As financial professionals we are encouraged to receive training to detect diminished capacity. Most financial advisors really know their clients well.  Although we are not doctors, we are amongst the first to recognize warning signs of cognitive decline, as math and financial-management skills are usually the first to decrease. Once an advisor detects that their aging client is no longer capable of safely managing financial decisions, then it is a good idea to engage in conversation to determine whether or not they have appointed a power of attorney. This conversation can segue into asking for an introduction to their authorized agent. No matter what the client and the advisor choose, there should be a clear plan when an advisor thinks a client is having difficulty recalling events or not able to handle finances properly.

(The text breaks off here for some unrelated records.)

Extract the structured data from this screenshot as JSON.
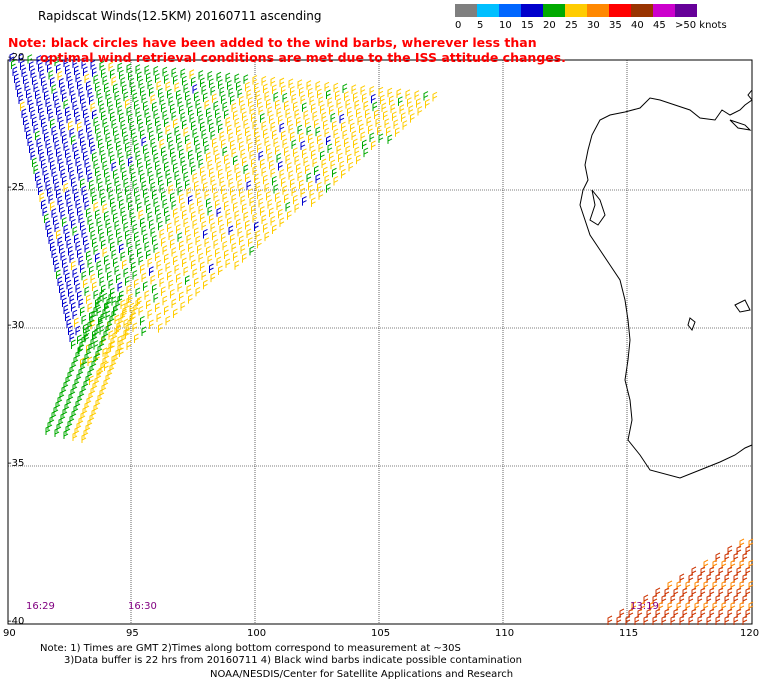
{
  "header": {
    "title": "Rapidscat Winds(12.5KM) 20160711 ascending",
    "note_line1": "Note: black circles have been added to the wind barbs, wherever less than",
    "note_line2": "optimal wind retrieval conditions are met due to the ISS attitude changes."
  },
  "legend": {
    "labels": [
      "0",
      "5",
      "10",
      "15",
      "20",
      "25",
      "30",
      "35",
      "40",
      "45",
      ">50 knots"
    ],
    "colors": [
      "#7f7f7f",
      "#00bfff",
      "#0066ff",
      "#0000cc",
      "#00aa00",
      "#ffcc00",
      "#ff8800",
      "#ff0000",
      "#993300",
      "#cc00cc",
      "#660099"
    ]
  },
  "map": {
    "lat_labels": [
      "-20",
      "-25",
      "-30",
      "-35",
      "-40"
    ],
    "lon_labels": [
      "90",
      "95",
      "100",
      "105",
      "110",
      "115",
      "120"
    ],
    "time_labels": [
      "16:29",
      "16:30",
      "13:19"
    ]
  },
  "footer": {
    "line1": "Note: 1) Times are GMT 2)Times along bottom correspond to measurement at ~30S",
    "line2": "3)Data buffer is 22 hrs from 20160711 4) Black wind barbs indicate possible contamination",
    "line3": "NOAA/NESDIS/Center for Satellite Applications and Research"
  }
}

What is best practice when confronted with family members/loved ones questioning the investment recommendations in a client account? Here are some key guidelines:


  • Set up a meeting with all parties
  • Take copious notes
  • Get written instruction regarding who you are authorized to speak with and who has trading authorization
  • Follow up with all parties shortly after the meeting
  • Try to set up another meeting within 3 months


Investment professionals wear many hats in today’s marketplace ranging from investment advisor to therapist. Those who are prepared to handle potential transitions of control can play an instrumental role in the life of their clients, ensuring that they are protected from the adverse impact of treacherous financial decisions consequence of cognitive impairment. A financial advisor who seeks to manage the entire relationship and not just the investments will likely have a long lasting bond with both the client and their family members. 



Wendy Lanton is Chief Compliance Officer at Melville, NY-based Lantern Investments.